An estimate last summer of the Koch Brothers' wealth had them splitting a net worth of $41.1 billion dollars. They are two of the four richest of all Americans - the richest of the rich. Of course, this figure has obviously increased with with the King Midas touch of this duo of entrepreneurial brothers, who many see as having an uncanny and unquenchable thirst of acquiring more and more wealth, power, and even domination.
The corporate legacy of Koch Industries was made possible by the father of David and Charles Koch - the late
Fred Koch - in 1940. Koch Industries' corporate predecessor was The Wood River Oil and Refining Company, founded by Fred Koch.

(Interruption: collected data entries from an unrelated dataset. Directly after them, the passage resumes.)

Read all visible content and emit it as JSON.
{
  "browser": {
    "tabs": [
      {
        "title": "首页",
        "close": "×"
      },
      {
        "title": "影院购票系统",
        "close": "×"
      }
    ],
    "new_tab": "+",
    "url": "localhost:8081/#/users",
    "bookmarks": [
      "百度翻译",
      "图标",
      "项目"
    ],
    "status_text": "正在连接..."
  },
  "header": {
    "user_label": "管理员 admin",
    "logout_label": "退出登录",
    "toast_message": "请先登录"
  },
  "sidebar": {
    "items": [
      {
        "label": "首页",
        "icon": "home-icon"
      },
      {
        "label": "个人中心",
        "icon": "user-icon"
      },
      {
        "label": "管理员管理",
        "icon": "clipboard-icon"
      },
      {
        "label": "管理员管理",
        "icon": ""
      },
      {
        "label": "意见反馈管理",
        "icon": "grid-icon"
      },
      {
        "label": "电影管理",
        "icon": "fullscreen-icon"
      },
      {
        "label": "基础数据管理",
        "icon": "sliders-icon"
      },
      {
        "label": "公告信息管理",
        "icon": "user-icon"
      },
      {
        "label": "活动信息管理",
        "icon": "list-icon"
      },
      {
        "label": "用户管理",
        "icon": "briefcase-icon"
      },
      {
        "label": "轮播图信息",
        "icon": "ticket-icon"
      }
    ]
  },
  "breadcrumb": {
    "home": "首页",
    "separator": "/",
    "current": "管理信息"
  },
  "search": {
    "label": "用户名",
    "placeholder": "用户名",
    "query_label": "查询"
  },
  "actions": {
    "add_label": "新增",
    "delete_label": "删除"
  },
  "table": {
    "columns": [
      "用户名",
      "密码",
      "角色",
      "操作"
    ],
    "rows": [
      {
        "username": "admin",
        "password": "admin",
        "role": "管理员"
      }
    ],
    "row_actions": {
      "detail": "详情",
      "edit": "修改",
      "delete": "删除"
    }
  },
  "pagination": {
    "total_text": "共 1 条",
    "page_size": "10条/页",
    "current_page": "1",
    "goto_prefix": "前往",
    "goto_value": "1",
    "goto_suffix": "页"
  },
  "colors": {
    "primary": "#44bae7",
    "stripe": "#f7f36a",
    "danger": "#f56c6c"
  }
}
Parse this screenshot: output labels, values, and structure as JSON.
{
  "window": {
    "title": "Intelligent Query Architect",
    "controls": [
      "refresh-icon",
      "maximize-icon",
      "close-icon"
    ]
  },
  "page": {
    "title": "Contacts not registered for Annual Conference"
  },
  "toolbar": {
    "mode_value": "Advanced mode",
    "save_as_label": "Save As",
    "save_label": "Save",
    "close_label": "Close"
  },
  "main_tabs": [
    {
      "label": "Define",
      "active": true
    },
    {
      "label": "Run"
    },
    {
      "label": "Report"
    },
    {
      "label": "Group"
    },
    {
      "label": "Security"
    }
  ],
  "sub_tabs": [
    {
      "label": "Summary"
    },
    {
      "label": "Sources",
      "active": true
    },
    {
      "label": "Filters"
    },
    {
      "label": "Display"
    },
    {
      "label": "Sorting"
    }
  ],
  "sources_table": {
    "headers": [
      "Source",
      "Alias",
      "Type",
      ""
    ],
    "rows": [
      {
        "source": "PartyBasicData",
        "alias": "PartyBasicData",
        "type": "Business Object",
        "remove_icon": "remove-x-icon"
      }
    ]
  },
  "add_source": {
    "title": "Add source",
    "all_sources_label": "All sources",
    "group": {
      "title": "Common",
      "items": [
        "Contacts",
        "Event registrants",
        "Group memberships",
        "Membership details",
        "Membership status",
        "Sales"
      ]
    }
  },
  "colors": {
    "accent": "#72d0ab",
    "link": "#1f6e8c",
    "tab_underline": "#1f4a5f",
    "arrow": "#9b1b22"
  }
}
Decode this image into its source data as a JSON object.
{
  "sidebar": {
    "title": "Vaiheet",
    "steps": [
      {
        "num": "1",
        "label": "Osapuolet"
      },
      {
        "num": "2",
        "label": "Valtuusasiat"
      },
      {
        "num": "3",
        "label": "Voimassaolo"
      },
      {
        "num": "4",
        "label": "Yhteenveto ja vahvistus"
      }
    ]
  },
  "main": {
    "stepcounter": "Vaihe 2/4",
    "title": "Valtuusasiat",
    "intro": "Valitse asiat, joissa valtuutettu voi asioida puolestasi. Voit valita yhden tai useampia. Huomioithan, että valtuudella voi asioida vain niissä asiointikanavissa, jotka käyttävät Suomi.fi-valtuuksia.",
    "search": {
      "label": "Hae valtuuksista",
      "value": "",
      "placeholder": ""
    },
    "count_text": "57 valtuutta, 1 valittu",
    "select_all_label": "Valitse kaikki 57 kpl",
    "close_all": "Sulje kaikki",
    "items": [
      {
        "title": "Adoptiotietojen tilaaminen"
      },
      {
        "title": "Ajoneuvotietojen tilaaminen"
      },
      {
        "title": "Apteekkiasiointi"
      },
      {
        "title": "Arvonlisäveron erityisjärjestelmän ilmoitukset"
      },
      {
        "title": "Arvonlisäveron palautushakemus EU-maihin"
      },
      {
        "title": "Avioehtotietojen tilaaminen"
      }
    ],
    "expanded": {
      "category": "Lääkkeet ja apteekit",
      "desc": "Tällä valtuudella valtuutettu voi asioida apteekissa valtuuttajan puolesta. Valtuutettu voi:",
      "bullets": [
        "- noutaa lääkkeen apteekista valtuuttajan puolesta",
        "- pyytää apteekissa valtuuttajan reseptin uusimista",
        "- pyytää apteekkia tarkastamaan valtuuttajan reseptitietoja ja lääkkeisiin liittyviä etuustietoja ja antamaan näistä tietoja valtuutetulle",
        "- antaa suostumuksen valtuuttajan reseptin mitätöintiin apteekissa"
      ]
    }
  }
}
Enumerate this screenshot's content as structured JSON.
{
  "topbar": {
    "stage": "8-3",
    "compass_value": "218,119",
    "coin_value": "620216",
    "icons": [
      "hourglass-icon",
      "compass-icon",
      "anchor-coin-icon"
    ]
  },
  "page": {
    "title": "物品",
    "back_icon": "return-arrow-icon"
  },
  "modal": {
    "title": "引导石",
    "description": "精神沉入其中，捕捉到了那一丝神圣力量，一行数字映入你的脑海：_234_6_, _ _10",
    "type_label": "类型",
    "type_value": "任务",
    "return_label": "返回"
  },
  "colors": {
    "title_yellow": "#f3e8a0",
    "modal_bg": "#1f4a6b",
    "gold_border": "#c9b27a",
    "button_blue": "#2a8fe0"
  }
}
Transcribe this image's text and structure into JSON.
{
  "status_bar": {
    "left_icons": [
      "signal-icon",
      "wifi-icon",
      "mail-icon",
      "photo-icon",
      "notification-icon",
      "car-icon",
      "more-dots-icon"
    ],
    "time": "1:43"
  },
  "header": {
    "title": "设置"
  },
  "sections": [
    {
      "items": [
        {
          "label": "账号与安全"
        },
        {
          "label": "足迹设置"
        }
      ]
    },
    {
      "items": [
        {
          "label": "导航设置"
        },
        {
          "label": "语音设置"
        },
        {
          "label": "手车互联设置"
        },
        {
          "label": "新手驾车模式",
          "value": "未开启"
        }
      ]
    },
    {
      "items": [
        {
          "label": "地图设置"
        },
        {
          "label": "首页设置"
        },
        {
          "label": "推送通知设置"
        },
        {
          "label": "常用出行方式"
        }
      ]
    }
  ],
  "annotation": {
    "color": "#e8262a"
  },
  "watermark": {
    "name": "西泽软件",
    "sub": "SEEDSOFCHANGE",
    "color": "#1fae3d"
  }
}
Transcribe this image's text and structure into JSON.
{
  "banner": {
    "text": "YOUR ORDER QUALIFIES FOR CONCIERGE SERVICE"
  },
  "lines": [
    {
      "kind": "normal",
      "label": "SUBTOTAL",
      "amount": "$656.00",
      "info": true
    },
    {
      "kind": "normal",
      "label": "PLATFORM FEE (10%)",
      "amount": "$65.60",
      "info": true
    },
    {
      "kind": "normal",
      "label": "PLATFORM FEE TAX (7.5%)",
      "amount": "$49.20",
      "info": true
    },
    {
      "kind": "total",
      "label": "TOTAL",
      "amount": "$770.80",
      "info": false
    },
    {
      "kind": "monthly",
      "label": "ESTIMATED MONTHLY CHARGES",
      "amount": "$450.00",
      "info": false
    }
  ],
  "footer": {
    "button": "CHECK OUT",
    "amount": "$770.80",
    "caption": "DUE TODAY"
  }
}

David and Charles Koch did well with Dad's initial investment and today, Koch Industries has been expanded far beyond oil refining. Koch Industries includes operations that include: manufacturing, distribution of
petroleum, refining, chemicals, energy, minerals, fiber, pulp and paper,
ranching, and commodities trading. A Koch Industries subsidiary holds leases on 1.1 million acres
-- an area nearly the size of Delaware -- in the oil sands region of
Alberta, Canada, according to an activist group that studied Alberta provincial records.
"Separately, industry sources familiar with oil sands leases said Koch's lease holdings could be closer to two million acres. The companies with the next biggest net acreage positions in oil sands leases are Conoco Phillips and Shell, both close behind," according to a March 20, 2014 online offering in The Washington Post.